Anna Mazzamauro e il sentito ricordo di Paolo Villaggio

Paolo Villaggio mancherà a tutti noi, a quelli che sono cresciuti con i suoi film, a coloro che lo hanno riguardato milioni di volte impersonare il celeberrimo ragioniere Ugo Fantozzi, anche a coloro che negli ultimi anni poco hanno condiviso le sue affermazioni su omosessualità ed immigrazione.

Ma mancherà soprattutto a coloro che hanno avuto la fortuna di lavorare con lui, fianco a fianco, magari per più di una pellicola, e tra tutti spicca senza dubbio la brava attrice Anna Mazzamauro.

Come è universalmente risaputo,  l’attrice romana è tra le interpreti storiche di film cult di Fantozzi, e sul set ricopriva il ruolo della donna bella e impossibile per il ragioniere sfortunato, la Signorina Silvani.

«È morta anche la mia giovinezza. Fantozzi è stato l’unico uomo che mi abbia veramente amato». Firmato Anna Silvani: con queste poche parole cariche di ironia ed emozione, l’attrice  ha ricordato su Facebook il compagno di avventure morto a Roma all’età di 84 anni.

Del resto, per il suo indimenticato ragionier Fantozzi è stata musa, spalla, femmina per antonomasia e sogno inarrivabile, nei panni della Signorina Silvani, l’impiegata vamp che appare sin dal primo film della saga, diretto nel ’75 da Luciano Salce, fino all’ultimo, nel ’99, Fantozzi 2000 – La clonazione di Domenico Saverni.

Nelle scorse ore è poi arrivato anche il commento di Roberto Benigni, protagonista con Villaggio in uno degli ultimi capolavori di Fellini, “La voce della luna”: «Grazie caro Paolo, ti siamo debitori di una gioia immensa. La notizia mi ha avvolto il cuore di tristezza. E’ stato il più grande clown della sua generazione. Un bambino spietato, rivoluzionario e liberatorio», scrive su Facebook il comico toscano. «Fantozzi ci rappresenta tutti, ci umilia, ci corregge; le persone anonime hanno trovato il loro signore.

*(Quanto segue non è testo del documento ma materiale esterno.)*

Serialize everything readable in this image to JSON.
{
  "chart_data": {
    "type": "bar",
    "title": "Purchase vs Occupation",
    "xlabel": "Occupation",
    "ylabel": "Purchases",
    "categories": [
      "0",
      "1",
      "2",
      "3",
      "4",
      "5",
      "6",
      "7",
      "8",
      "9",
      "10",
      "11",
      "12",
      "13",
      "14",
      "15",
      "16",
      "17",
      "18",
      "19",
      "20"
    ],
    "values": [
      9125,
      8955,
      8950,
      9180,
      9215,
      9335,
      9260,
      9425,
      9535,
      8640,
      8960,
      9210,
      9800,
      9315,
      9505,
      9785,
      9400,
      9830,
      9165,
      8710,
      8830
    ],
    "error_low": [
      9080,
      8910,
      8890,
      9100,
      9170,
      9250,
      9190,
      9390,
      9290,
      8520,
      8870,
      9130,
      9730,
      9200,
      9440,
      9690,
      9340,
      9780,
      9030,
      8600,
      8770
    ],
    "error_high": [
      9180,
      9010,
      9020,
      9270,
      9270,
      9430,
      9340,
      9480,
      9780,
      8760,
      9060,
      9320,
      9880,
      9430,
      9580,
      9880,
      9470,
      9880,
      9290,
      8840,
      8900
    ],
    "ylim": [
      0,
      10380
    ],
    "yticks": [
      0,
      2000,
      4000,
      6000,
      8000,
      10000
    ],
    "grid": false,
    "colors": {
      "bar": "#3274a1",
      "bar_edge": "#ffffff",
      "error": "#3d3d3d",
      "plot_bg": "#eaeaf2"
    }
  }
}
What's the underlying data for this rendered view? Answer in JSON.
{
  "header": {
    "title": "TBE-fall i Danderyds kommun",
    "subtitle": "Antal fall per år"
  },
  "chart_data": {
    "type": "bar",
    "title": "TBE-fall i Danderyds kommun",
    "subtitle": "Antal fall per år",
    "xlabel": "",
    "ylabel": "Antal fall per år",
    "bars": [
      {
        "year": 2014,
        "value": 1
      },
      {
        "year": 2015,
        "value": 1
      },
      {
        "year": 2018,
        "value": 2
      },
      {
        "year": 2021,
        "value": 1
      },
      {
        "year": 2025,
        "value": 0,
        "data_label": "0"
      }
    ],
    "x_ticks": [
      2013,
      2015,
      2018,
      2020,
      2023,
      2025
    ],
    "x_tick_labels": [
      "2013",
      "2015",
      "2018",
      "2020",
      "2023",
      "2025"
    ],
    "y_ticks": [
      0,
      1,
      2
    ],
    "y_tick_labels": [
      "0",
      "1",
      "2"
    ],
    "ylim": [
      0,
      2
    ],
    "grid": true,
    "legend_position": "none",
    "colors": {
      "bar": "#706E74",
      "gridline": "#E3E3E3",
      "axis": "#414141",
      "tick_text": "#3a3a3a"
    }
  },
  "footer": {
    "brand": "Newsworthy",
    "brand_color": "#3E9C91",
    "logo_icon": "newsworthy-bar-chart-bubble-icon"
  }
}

La persona più imprevedibile, e pura che io abbia mai conosciuto», conclude Benigni sul grande Ugo-Paolo.

Ricordiamo che i funerali, rigorosamente laici, andranno in scena domani a Roma, da decidere ancora se in orario pomeridiano o serale, per aggirare le insidie del calcio e permettere al maggior numero di persone possibile di partecipare alla cerimonia. La location è stata individuata nella Casa del Cinema a Roma, location appropriata per un genovese doc che aveva però scelto la Capitale come città adottiva, e che attraverso il cinema è riuscito a parlare un linguaggio popolare arrivato dappertutto.